We have to put forward reasons to address for all, not just as a member of our group. Otherwise, there can be no social conversation that encompasses all of the society, and we implicitly divide society into separate communities (as it is the case now). That do not try to convince each other, which is a recipe for increasing antagonism and mutual hostility between independent groups, in our case divided by clans.
There are several examples in our history of such a destructive policy introduced into our societies without public consent and of the harmful conflicts that it gives rise to, past and present. On of this destructive system is, in my opinion, federalism.
A federal system as bushed on Somalia by neighbouring states of Ethiopia, Kenya and Djibouti and financed by European Union and the United Nations will increase the antagonism and conflicts between clans and will keep Somalia weak and divided. Somalis share everything; culture, language and religion, if this were not enough to keep them together, how’s federalism can find a stronger bond to hold individual members states together? As we know in the federalism system, the federal governments and member states share concurrent powers in several areas and require responsibilities ruled by a complex system of checks and balances.

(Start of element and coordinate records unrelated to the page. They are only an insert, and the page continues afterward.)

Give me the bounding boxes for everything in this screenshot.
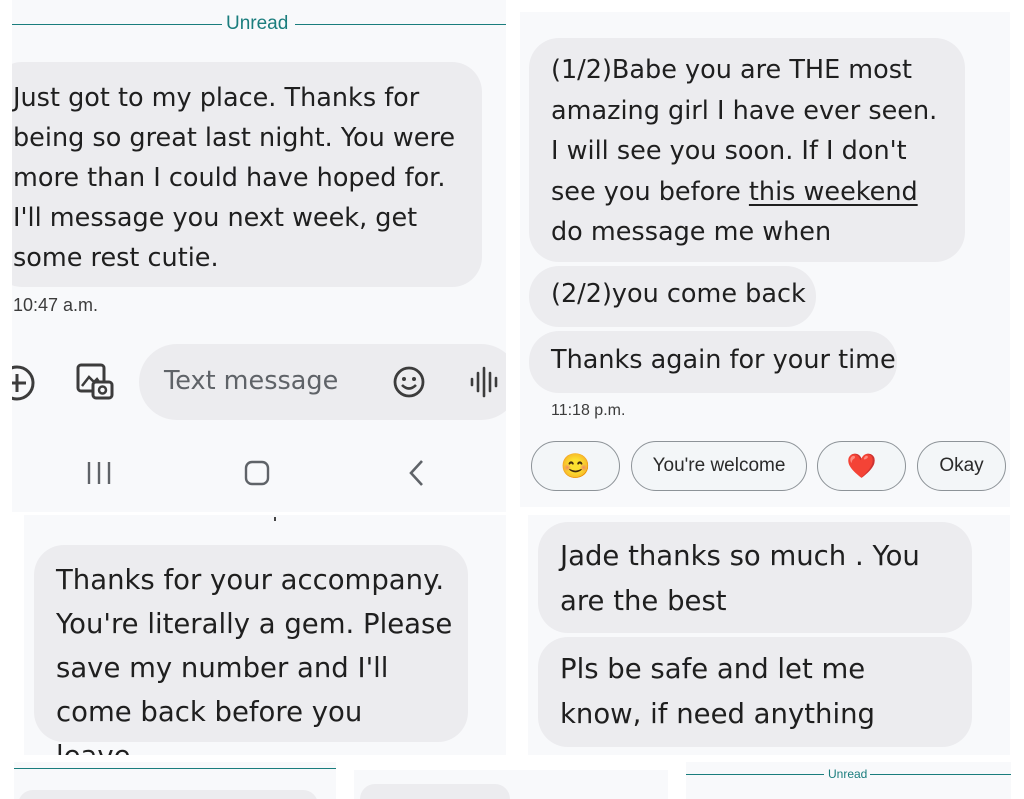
message-bubble-2[interactable]: (2/2)you come back	[529, 266, 816, 327]
panel-cropped-right: Unread	[686, 762, 1011, 799]
home-icon[interactable]	[241, 457, 273, 489]
navigation-bar	[12, 430, 506, 512]
suggestion-chip-okay[interactable]: Okay	[917, 441, 1006, 491]
message-text: Just got to my place. Thanks for being s…	[13, 83, 456, 273]
message-text-part-2: do message me when	[551, 217, 832, 248]
compose-field[interactable]: Text message	[139, 344, 506, 420]
unread-divider-label: Unread	[226, 13, 289, 34]
unread-divider-line-right	[295, 24, 506, 25]
suggestion-chip-smile[interactable]: 😊	[531, 441, 620, 491]
panel-conversation-2: (1/2)Babe you are THE most amazing girl …	[520, 12, 1010, 507]
back-icon[interactable]	[402, 456, 432, 490]
unread-divider-line-right	[870, 774, 1011, 775]
emoji-icon[interactable]	[391, 364, 427, 400]
message-text: Jade thanks so much . You are the best	[560, 540, 920, 617]
message-bubble[interactable]: Just got to my place. Thanks for being s…	[12, 62, 482, 287]
unread-divider-line-left	[12, 24, 222, 25]
message-bubble[interactable]: Thanks for your accompany. You're litera…	[34, 545, 468, 755]
message-timestamp: 10:47 a.m.	[13, 295, 99, 315]
dot-mark	[274, 517, 276, 521]
message-bubble-3[interactable]: Thanks again for your time	[529, 331, 897, 393]
message-bubble-1[interactable]: (1/2)Babe you are THE most amazing girl …	[529, 38, 965, 262]
message-bubble-edge	[18, 790, 318, 799]
message-text: Thanks for your accompany. You're litera…	[56, 564, 453, 755]
panel-conversation-1: Unread Just got to my place. Thanks for …	[12, 0, 506, 512]
panel-cropped-left	[14, 762, 336, 799]
compose-placeholder: Text message	[164, 366, 339, 396]
add-icon[interactable]	[12, 362, 38, 404]
panel-conversation-4: Jade thanks so much . You are the best P…	[528, 515, 1010, 755]
suggestion-chip-heart[interactable]: ❤️	[817, 441, 906, 491]
message-bubble-2[interactable]: Pls be safe and let me know, if need any…	[538, 637, 972, 747]
message-text: Thanks again for your time	[551, 345, 896, 375]
date-link[interactable]: this weekend	[749, 177, 918, 207]
panel-conversation-3: Thanks for your accompany. You're litera…	[24, 515, 506, 755]
unread-divider-line	[14, 768, 336, 769]
gallery-icon[interactable]	[74, 361, 116, 403]
suggestion-chip-youre-welcome[interactable]: You're welcome	[631, 441, 807, 491]
panel-cropped-middle	[354, 770, 668, 799]
unread-divider-label: Unread	[828, 767, 868, 781]
recents-icon[interactable]	[82, 458, 116, 488]
message-text: (2/2)you come back	[551, 279, 806, 309]
message-text: Pls be safe and let me know, if need any…	[560, 653, 875, 730]
voice-icon[interactable]	[467, 364, 503, 400]
message-timestamp: 11:18 p.m.	[551, 402, 626, 419]
message-bubble-edge	[360, 784, 510, 799]
message-bubble-1[interactable]: Jade thanks so much . You are the best	[538, 522, 972, 633]
unread-divider-line-left	[686, 774, 824, 775]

We’re already witnessing conflicts between federal governments and member states as a result of this complex and ambiguous system. It is my humble opinion that this system if it continued, will result end the idea of a common Somali state. Therefore, what we need is a centrally led democratic system which also gives regions more autonomy.
One of the merits of a democratic governmental system is that it provides a peaceful way to resolve disputes between people with fundamentally different ideas. But in an unambiguous democratic order, there are divergent models of how such a solution should take place. One of the ways is to consider democratic politics just as a method of deciding who will exercise power.
However, the federal system imposed by foreign powers is not a model of democracy that can bring Somali populations to close together.
“The great social contract theorists – Hobbes, Locke, Rousseau and Kant – all held that for a political order to be legitimate it had to be agreed upon by or justified for each person“. Public Justification, Stanford Encyclopaedia of Philosophy. First published Tue Feb 27, 1996; substantive revision Thu Mar 1, 2018
Let us then find ourselves a democratic system that is appropriate to Somalia’s needs rather than accepting the implanted policy from forces that has not Somalia’s interest in their mind. We have been there; let us not fall twice on the same deception.